Today it is estimated that there exists over 40,000 distinct denominations.  How far we have traveled from Christ’s prayer, “that they may be one.”  And what a tragedy and travesty that this sad state of innumerable “schisms” has become accepted as the norm and even a celebrated ideal.


Yet in our day, more and more seekers and sincere believers are coming home to their Christian roots, to the Church that has withstood the “gates of hades” and has kept the faith of the apostle intact, by God’s grace.  This original Church has come to be known as the “Eastern Orthodox Christian Church” and is still represented by the original four Christian centers, along with others throughout the world.  This Church has a common faith and has a continuous organic connection with the successors of the apostles, and with their successors.  It is bathed in the blood of martyrs, even into the 20th and 21st centuries.  And yet somehow it is the “best kept secret” in the West and is often misunderstood or mischaracterized.


In love and zeal for “the faith once delivered to the saints” (Jude 1:3), we invite you to “come home” to the Church of your forefathers.  If you are a Christian believer, the history of the Orthodox Church is your history.  Those who kept the faith throughout the first ten centuries and beyond are your teachers and leaders. “Remember your leaders, those who spoke to you the word of God; consider the outcome of their life, and imitate their faith” (Heb. 13:7).


We invite you to “come home,” as did the founders of Campus Crusade and 2,000 Evangelical Christians in 1987; as have entire congregations of denominational and non-denominational congregations; and as have many individuals and families throughout North America.

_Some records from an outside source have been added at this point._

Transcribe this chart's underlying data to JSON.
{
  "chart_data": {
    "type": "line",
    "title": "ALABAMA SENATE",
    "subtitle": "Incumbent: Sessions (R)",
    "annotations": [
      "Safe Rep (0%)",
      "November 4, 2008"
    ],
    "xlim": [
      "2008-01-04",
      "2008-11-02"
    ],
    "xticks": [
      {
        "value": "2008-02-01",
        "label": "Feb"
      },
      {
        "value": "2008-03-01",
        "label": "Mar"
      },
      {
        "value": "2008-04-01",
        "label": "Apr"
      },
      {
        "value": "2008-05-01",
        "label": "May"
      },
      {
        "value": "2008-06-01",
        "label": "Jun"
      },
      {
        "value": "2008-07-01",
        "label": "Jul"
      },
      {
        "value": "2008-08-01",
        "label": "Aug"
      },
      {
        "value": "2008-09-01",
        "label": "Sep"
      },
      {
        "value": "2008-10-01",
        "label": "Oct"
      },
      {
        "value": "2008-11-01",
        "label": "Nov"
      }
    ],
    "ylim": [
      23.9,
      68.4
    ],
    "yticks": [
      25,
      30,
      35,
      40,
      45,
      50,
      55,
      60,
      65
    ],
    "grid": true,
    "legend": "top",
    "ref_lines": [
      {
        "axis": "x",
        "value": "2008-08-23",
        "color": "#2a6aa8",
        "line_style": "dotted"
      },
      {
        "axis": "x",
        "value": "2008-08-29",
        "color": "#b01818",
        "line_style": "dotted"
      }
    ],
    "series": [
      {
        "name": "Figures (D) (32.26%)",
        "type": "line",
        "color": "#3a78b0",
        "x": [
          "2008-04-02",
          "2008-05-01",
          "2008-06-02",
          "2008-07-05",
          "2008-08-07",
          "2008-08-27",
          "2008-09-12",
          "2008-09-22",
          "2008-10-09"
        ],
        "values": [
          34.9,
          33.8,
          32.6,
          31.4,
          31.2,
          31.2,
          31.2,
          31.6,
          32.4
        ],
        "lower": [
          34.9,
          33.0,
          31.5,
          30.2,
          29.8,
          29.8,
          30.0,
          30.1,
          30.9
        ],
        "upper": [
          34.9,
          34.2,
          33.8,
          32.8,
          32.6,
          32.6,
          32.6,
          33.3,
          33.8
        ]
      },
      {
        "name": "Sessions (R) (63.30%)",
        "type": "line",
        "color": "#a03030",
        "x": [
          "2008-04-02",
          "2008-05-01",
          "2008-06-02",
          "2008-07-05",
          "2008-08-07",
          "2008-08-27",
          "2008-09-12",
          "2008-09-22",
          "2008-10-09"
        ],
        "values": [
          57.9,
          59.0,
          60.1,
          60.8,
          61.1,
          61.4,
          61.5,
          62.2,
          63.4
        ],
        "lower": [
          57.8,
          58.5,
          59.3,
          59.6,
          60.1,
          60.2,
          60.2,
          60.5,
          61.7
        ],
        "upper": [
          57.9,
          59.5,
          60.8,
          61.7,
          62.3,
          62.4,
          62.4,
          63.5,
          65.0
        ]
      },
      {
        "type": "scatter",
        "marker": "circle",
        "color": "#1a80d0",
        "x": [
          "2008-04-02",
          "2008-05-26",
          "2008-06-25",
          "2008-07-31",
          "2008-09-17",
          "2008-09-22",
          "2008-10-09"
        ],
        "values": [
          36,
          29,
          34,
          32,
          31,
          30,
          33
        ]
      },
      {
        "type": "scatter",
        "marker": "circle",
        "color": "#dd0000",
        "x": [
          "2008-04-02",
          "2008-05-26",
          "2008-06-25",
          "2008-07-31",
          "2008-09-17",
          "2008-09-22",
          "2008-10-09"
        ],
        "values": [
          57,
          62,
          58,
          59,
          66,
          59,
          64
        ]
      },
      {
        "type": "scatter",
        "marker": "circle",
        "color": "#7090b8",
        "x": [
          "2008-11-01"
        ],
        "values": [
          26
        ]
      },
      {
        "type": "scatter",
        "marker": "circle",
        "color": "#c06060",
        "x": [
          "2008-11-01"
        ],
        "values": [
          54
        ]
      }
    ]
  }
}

We are not personally perfect; far from it!   We are sinners seeking an ever deepening union with God through repentance and faith.  But we have been blessed to have either inherited or found this ancient and original Church, where the Holy Trinity is worshipped and is so palpably present.  We simply invite you to “come and see” (Jn. 1:39, 46) this treasure which is known as the Orthodox Christian Church.